MM: Spesso però oggi si tratta di una categoria-principe…

AL: … principe non lo deve essere per programma, ma può succedere. Io per esempio ho fatto una mostra “Leto ridens. Opere a piacere”, in cui avevo selezionato opere in cui era centrale il motto di spirito, il paradosso, come nel mio necrologio, o nel lavoro in cui un semplice vetro rotto, evidente riferimento al Grande Vetro duchampiano veniva contraddetto dalla scritta “Concettuale ‘sta minchia”, che riportava il vetro rotto semplicemente ad essere un vetro rotto. In questo senso dubito sempre delle opere drammatiche, che parlano dei massimi sistemi, perché oggi è molto difficile farle. Il dramma, il soggetto pretenzioso davanti al quale rifletti su qualcosa di importante sul mondo, sulla condizione umana, non fanno per me: per fare certe cose bisogna essere “credenti”, e io sono ateo, anche artisticamente ateo. Un agnostico dell’arte. Il mio “non credere” è la sola vera fonte di speranza, è la benzina che mi fa andare avanti…

MM: Abbiamo iniziato parlando del contesto anni Settanta, chiudiamo parlando del contesto attuale: Cosa trovi di cambiato da allora?
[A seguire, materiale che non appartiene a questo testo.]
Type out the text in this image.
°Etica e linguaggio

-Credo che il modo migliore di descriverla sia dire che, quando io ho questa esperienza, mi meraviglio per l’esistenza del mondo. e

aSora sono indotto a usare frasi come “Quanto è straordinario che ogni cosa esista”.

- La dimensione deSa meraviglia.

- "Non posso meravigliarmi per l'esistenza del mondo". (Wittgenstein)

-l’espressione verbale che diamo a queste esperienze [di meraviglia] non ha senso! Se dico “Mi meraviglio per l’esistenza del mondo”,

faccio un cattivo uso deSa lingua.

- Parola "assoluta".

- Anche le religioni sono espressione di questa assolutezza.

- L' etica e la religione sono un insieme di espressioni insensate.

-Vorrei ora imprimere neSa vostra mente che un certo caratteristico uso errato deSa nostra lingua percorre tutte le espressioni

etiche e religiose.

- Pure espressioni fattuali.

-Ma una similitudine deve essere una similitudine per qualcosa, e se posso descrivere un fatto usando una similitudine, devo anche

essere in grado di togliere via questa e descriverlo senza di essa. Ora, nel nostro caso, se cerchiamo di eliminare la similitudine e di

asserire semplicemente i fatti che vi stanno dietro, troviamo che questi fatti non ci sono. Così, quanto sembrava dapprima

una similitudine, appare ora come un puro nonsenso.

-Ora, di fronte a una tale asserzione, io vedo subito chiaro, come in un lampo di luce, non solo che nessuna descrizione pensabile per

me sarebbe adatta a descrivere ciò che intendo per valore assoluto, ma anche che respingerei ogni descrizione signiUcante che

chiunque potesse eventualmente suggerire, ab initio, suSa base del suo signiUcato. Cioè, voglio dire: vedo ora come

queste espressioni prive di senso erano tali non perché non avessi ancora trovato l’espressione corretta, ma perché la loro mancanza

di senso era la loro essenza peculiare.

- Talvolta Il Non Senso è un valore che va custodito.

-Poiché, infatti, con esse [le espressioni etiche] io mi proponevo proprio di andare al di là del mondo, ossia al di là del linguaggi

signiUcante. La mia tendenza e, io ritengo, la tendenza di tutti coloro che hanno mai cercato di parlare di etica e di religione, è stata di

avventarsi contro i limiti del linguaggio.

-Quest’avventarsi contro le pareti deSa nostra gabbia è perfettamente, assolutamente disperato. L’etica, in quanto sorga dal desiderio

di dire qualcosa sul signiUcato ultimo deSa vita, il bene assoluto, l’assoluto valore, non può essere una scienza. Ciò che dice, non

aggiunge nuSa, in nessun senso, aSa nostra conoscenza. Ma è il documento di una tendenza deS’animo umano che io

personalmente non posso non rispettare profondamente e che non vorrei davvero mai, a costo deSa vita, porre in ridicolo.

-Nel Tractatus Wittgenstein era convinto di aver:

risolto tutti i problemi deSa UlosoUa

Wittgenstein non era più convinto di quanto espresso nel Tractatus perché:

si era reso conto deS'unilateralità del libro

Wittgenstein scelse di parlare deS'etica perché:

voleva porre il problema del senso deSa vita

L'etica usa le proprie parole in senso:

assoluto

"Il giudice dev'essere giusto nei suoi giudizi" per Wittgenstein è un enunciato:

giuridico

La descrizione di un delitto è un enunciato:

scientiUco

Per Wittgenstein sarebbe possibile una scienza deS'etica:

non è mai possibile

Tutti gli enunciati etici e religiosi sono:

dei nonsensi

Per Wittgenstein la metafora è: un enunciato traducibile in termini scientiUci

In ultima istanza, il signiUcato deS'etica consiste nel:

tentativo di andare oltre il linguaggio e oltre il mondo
AL: Molte cose. Non voglio sembrare severo, ma quando ero giovane gli artisti si scoprivano ma non si inventavano, oggi accade che molti artisti si inventano. É una dimensione nuova del fare arte.
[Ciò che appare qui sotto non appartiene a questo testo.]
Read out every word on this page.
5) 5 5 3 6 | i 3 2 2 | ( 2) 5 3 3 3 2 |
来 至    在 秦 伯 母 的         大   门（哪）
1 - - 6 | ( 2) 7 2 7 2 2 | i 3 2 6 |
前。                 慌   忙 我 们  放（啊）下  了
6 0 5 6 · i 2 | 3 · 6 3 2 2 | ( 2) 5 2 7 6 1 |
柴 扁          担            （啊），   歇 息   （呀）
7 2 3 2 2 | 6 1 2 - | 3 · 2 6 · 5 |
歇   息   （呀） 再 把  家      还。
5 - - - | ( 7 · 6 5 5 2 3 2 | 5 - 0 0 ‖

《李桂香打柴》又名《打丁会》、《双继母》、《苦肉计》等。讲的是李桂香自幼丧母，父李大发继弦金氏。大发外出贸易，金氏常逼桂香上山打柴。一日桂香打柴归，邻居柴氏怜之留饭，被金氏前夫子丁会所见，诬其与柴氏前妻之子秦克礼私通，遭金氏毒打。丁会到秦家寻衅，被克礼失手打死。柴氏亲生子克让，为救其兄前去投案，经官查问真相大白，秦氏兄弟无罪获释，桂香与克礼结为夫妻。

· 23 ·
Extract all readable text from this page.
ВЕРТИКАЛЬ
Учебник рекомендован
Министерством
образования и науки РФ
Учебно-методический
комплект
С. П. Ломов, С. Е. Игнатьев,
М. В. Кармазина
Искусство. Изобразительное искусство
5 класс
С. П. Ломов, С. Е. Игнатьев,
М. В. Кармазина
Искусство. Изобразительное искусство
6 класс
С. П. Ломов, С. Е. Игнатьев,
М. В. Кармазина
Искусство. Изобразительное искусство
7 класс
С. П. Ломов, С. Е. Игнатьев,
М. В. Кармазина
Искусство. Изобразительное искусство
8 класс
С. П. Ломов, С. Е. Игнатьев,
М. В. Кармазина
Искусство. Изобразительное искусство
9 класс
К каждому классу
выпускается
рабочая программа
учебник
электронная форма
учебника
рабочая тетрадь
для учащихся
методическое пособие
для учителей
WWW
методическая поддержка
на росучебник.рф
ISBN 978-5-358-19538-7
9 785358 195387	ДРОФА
MM: Non accade solo a Palermo…

AL: … stavo aggiungendo, infatti, che è una dimensione globale che tocca anche Palermo, dove per altro ci sono artisti di straordinaria bravura e intelligenza. Ciononostante esiste anche una situazione quasi artificiale dove gli artisti giovani sono molto assistiti … noi eravamo privi di riferimenti, bradi, e ci piaceva esserlo: eravamo “poveri e superbi”. Oggi il “giovane artista” è diventato una categoria molto tenuta d’occhio, molto assistita, anche familiarmente.  La dimensione del “talent show” dopo aver invaso le case discografiche, sta invadendo le cucine dei ristoranti e le gallerie d’arte.  Mio padre sapeva a malapena ciò che facevo e talvolta mi guardava con un certo scettico sospetto. Quel suo sguardo laico mi ha fatto crescere.